In the second part of the book, Professor Joughin shows how society, both in the immediate locality and the rest of the world, reacted to this case. When the lines were drawn, the temper of both sides erupted in all the usual outlets of public opinion--newspaper columns, speeches, meetings, petitions, and floods of letters to the authorities. The pros and cons were divided into what Dos Passes called "Two Nations," and Professor Joughin uses this phrase as a title. It is interesting to note that the popular antipathy to Sacco and Vanzetti decreased roughly in proportion to the increase in distance from New England. In New York and Paris thousands of sympathizers rioted in the streets, but in Boston the fear of radicalism and the belief that Massachusetts justice was being hamstrung by "foreign" propaganda, caused a large majority of the people to favor the death penalty for the defendants.
In Part III of the book, Professor Joughin traces the influence of the case on the literature of the time, giving a brief but wholly adequate comments on the many poems, novels, and plays which were concerned with the case. From beginning to end the Arts were entirely on the side of the defense, in general taking the view that two innocent and friendless men were being railroaded to the electric chair because their radical views conflicted with the conservative temper of the community. A notable exception to this rule was Harvard's President Abbott Lawrence Lowell. As the dominant member of the three-man committee which Governor Fuller appointed to investigate the affair, his behavior at this time did not come up to his general reputation for fairness and lofty motives. There is reason to believe that he wrote his committee's report some time before it had completed its hearings.

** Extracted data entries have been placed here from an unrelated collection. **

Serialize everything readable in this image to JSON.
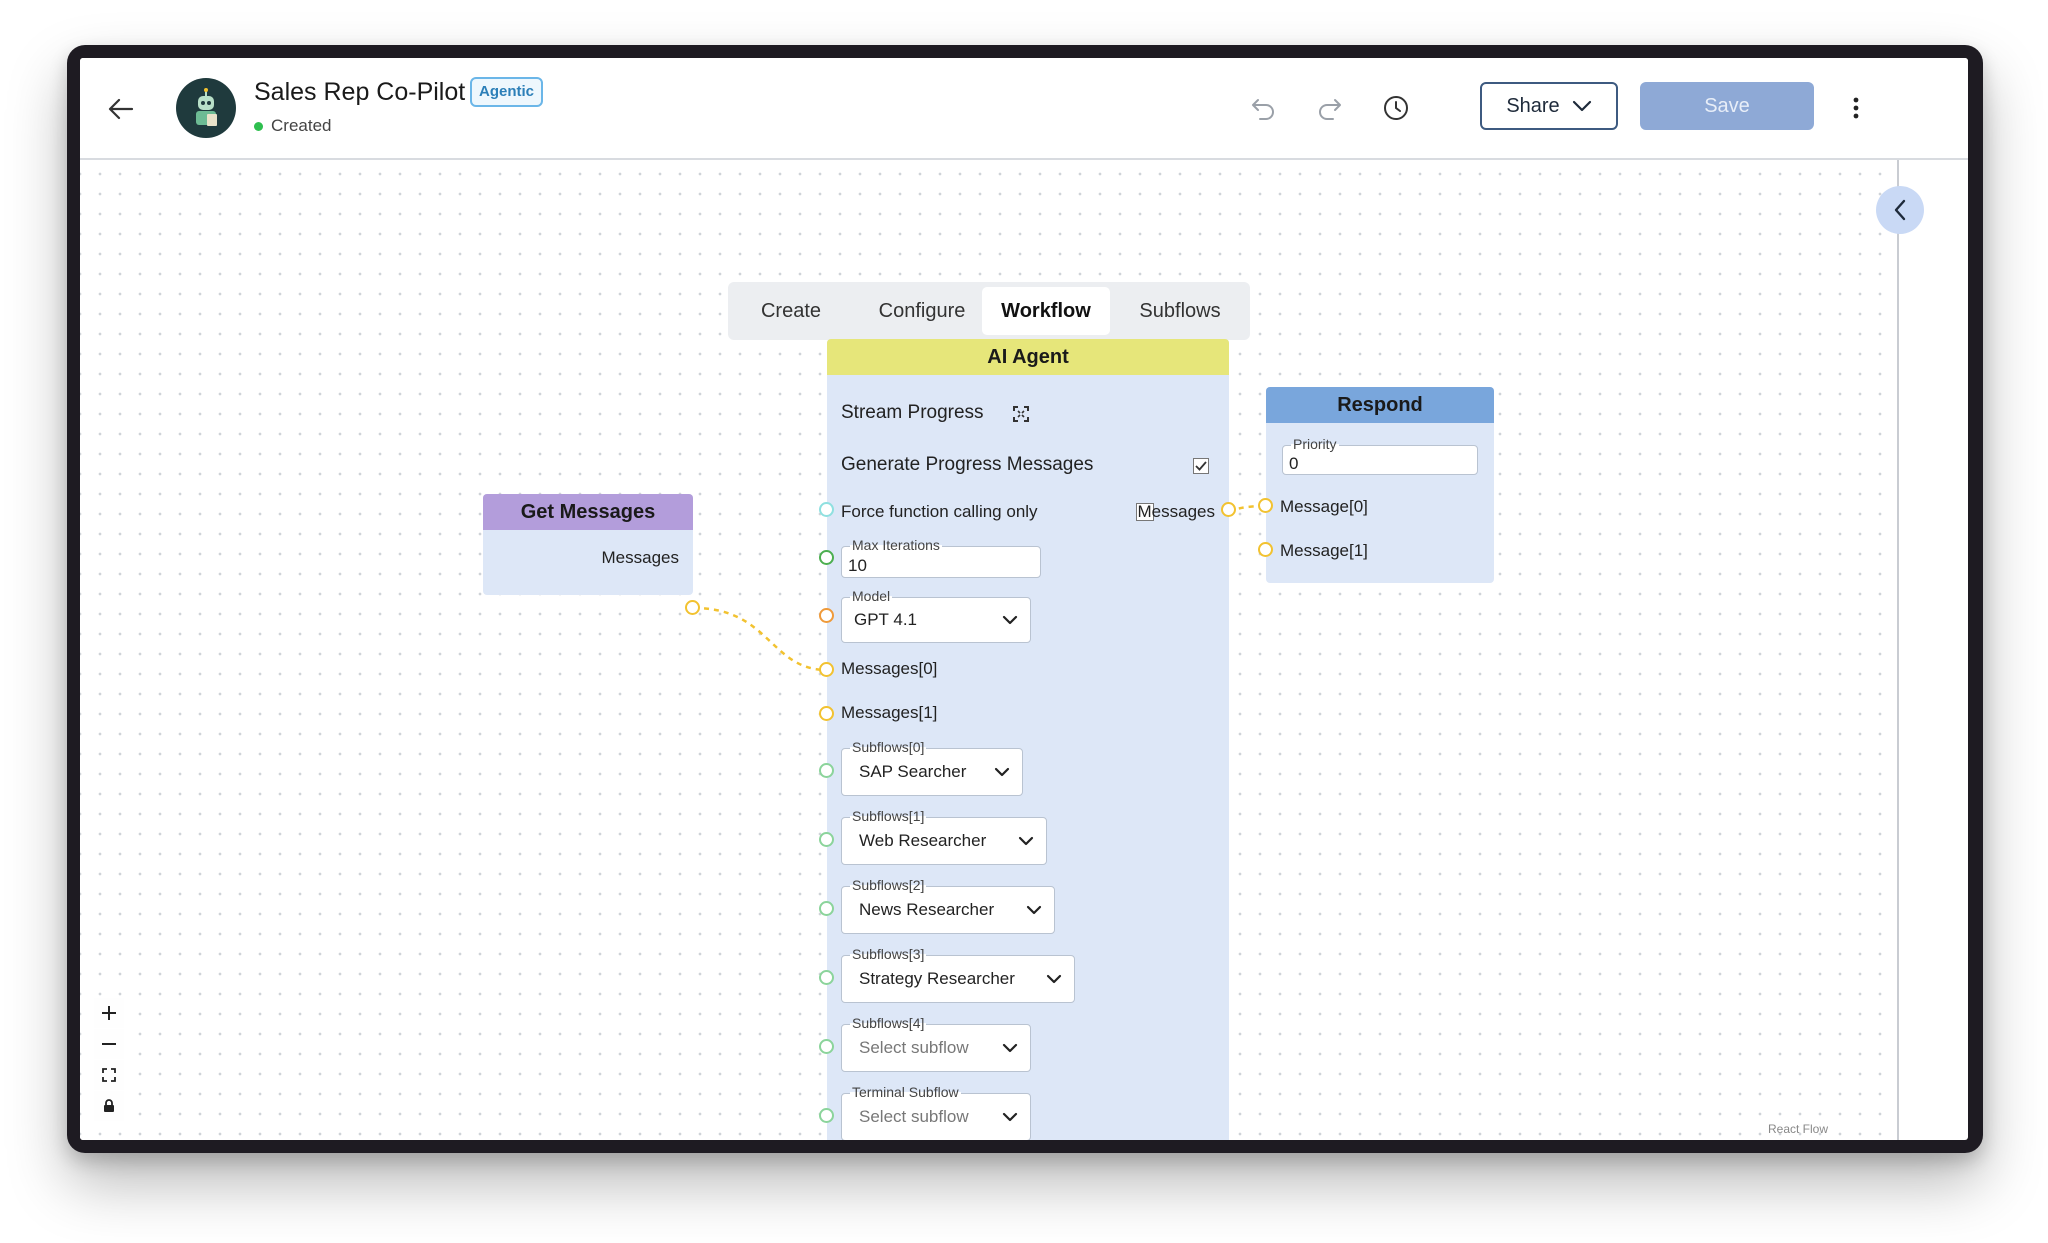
{
  "header": {
    "title": "Sales Rep Co-Pilot",
    "badge": "Agentic",
    "status": "Created",
    "share_label": "Share",
    "save_label": "Save"
  },
  "tabs": [
    {
      "label": "Create",
      "active": false
    },
    {
      "label": "Configure",
      "active": false
    },
    {
      "label": "Workflow",
      "active": true
    },
    {
      "label": "Subflows",
      "active": false
    }
  ],
  "nodes": {
    "get_messages": {
      "title": "Get Messages",
      "output_label": "Messages"
    },
    "ai_agent": {
      "title": "AI Agent",
      "stream_progress_label": "Stream Progress",
      "generate_progress_label": "Generate Progress Messages",
      "generate_progress_checked": true,
      "force_function_label": "Force function calling only",
      "force_function_checked": false,
      "output_label": "Messages",
      "max_iterations": {
        "label": "Max Iterations",
        "value": "10"
      },
      "model": {
        "label": "Model",
        "value": "GPT 4.1"
      },
      "messages_inputs": [
        "Messages[0]",
        "Messages[1]"
      ],
      "subflows": [
        {
          "label": "Subflows[0]",
          "value": "SAP Searcher",
          "placeholder": false
        },
        {
          "label": "Subflows[1]",
          "value": "Web Researcher",
          "placeholder": false
        },
        {
          "label": "Subflows[2]",
          "value": "News Researcher",
          "placeholder": false
        },
        {
          "label": "Subflows[3]",
          "value": "Strategy Researcher",
          "placeholder": false
        },
        {
          "label": "Subflows[4]",
          "value": "Select subflow",
          "placeholder": true
        }
      ],
      "terminal_subflow": {
        "label": "Terminal Subflow",
        "value": "Select subflow",
        "placeholder": true
      }
    },
    "respond": {
      "title": "Respond",
      "priority": {
        "label": "Priority",
        "value": "0"
      },
      "inputs": [
        "Message[0]",
        "Message[1]"
      ]
    }
  },
  "attribution": "React Flow",
  "colors": {
    "ai_agent_header": "#e6e67a",
    "get_messages_header": "#b39ddb",
    "respond_header": "#79a6dc",
    "node_body": "#dde7f7",
    "edge": "#f2c230",
    "save_button": "#8ea9d6"
  },
  "icons": [
    "back-arrow-icon",
    "agent-avatar-icon",
    "undo-icon",
    "redo-icon",
    "history-clock-icon",
    "chevron-down-icon",
    "more-vertical-icon",
    "chevron-left-icon",
    "expand-icon",
    "zoom-in-icon",
    "zoom-out-icon",
    "fit-view-icon",
    "lock-icon"
  ]
}
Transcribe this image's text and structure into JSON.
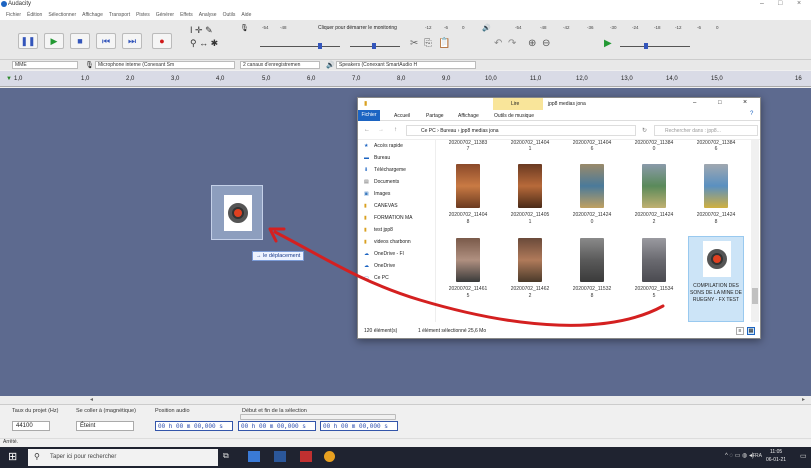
{
  "window": {
    "title": "Audacity"
  },
  "menu": [
    "Fichier",
    "Édition",
    "Sélectionner",
    "Affichage",
    "Transport",
    "Pistes",
    "Générer",
    "Effets",
    "Analyse",
    "Outils",
    "Aide"
  ],
  "meter": {
    "prompt": "Cliquer pour démarrer le monitoring",
    "scale": [
      "-54",
      "-48",
      "-42",
      "-36",
      "-30",
      "-24",
      "-18",
      "-12",
      "-6",
      "0"
    ],
    "rec_scale": [
      "-54",
      "-48",
      "-12",
      "-6",
      "0"
    ]
  },
  "devices": {
    "host": "MME",
    "mic": "Microphone interne (Conexant Sm",
    "channels": "2 canaux d'enregistremen",
    "speaker": "Speakers (Conexant SmartAudio H"
  },
  "ruler": [
    "1,0",
    "1,0",
    "2,0",
    "3,0",
    "4,0",
    "5,0",
    "6,0",
    "7,0",
    "8,0",
    "9,0",
    "10,0",
    "11,0",
    "12,0",
    "13,0",
    "14,0",
    "15,0",
    "16"
  ],
  "selection_bar": {
    "rate_label": "Taux du projet (Hz)",
    "snap_label": "Se coller à (magnétique)",
    "pos_label": "Position audio",
    "range_label": "Début et fin de la sélection",
    "rate_value": "44100",
    "snap_value": "Éteint",
    "pos_value": "00 h 00 m 00,000 s",
    "start_value": "00 h 00 m 00,000 s",
    "end_value": "00 h 00 m 00,000 s"
  },
  "status": "Arrêté.",
  "drag": {
    "tooltip": "→ le déplacement"
  },
  "explorer": {
    "title": "jpp8 medias jona",
    "lire_tab": "Lire",
    "ribbon": [
      "Fichier",
      "Accueil",
      "Partage",
      "Affichage",
      "Outils de musique"
    ],
    "breadcrumb": [
      "Ce PC",
      "Bureau",
      "jpp8 medias jona"
    ],
    "search_placeholder": "Rechercher dans : jpp8...",
    "nav": [
      "Accès rapide",
      "Bureau",
      "Téléchargeme",
      "Documents",
      "Images",
      "CANEVAS",
      "FORMATION MA",
      "test jpp8",
      "videos charbonn",
      "OneDrive - Fl",
      "OneDrive",
      "Ce PC"
    ],
    "files_row0": [
      "20200702_11383",
      "20200702_11404",
      "20200702_11404",
      "20200702_11384",
      "20200702_11384"
    ],
    "files_row0_sub": [
      "7",
      "1",
      "6",
      "0",
      "6"
    ],
    "files_row1": [
      "20200702_11404",
      "20200702_11405",
      "20200702_11424",
      "20200702_11424",
      "20200702_11424"
    ],
    "files_row1_sub": [
      "8",
      "1",
      "0",
      "2",
      "8"
    ],
    "files_row2": [
      "20200702_11461",
      "20200702_11462",
      "20200702_11532",
      "20200702_11534",
      "COMPILATION DES SONS DE LA MINE DE RUEGNY - FX TEST"
    ],
    "files_row2_sub": [
      "5",
      "2",
      "8",
      "5",
      ""
    ],
    "status_count": "120 élément(s)",
    "status_sel": "1 élément sélectionné  25,6 Mo"
  },
  "taskbar": {
    "search": "Taper ici pour rechercher",
    "time": "11:05",
    "date": "06-01-21",
    "lang": "FRA"
  },
  "colors": {
    "accent": "#1c64c2",
    "track_bg": "#5d6a8f",
    "arrow": "#d42020"
  }
}
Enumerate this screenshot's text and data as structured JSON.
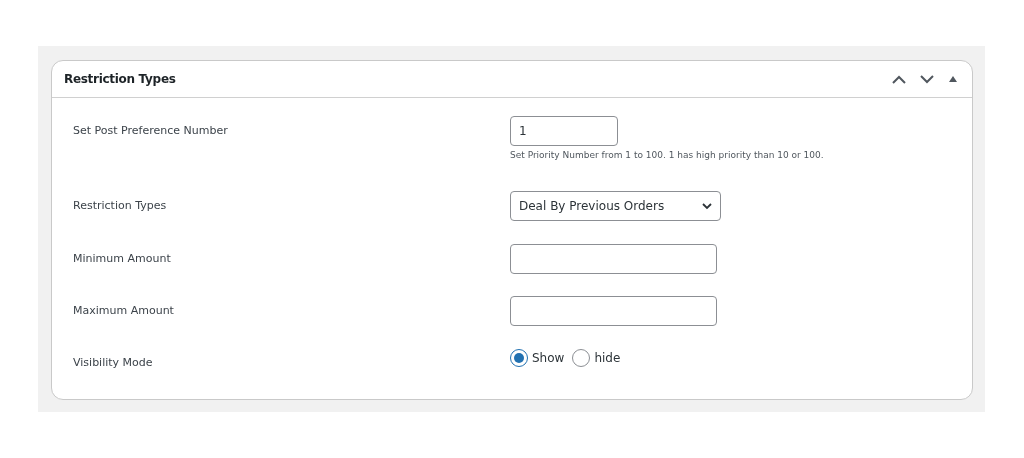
{
  "panel": {
    "title": "Restriction Types",
    "expanded": true
  },
  "fields": [
    {
      "kind": "text",
      "label": "Set Post Preference Number",
      "value": "1",
      "help": "Set Priority Number from 1 to 100. 1 has high priority than 10 or 100."
    },
    {
      "kind": "select",
      "label": "Restriction Types",
      "value": "Deal By Previous Orders"
    },
    {
      "kind": "text",
      "label": "Minimum Amount"
    },
    {
      "kind": "text",
      "label": "Maximum Amount"
    },
    {
      "kind": "radio",
      "label": "Visibility Mode",
      "options": [
        {
          "label": "Show",
          "selected": true
        },
        {
          "label": "hide",
          "selected": false
        }
      ]
    }
  ]
}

Professor Joughin winds up his contribution with two moving chapters devoted to the personalities of Sacco and Vanzetti, and a final chapter entitled "The Legacy of Literature: Faith," which deals with the first historical judgments on the case.
In writing "The Legacy of Sacco and Vauzetti" the authors have not only brought the objective and non-partisan substance of this vitally important chapter of recent history between the covers of one volume; they have also pioneered in the presentation of the effect specific legal action has on culture and therefore on society. The sharp contrast between the sober opinions of lawyers and judges, and the emotional cries of poets, novelists, and playwrights gives the reader a powerful three-dimensional picture of the event. This book is a major contribution to history, sociology, and the law.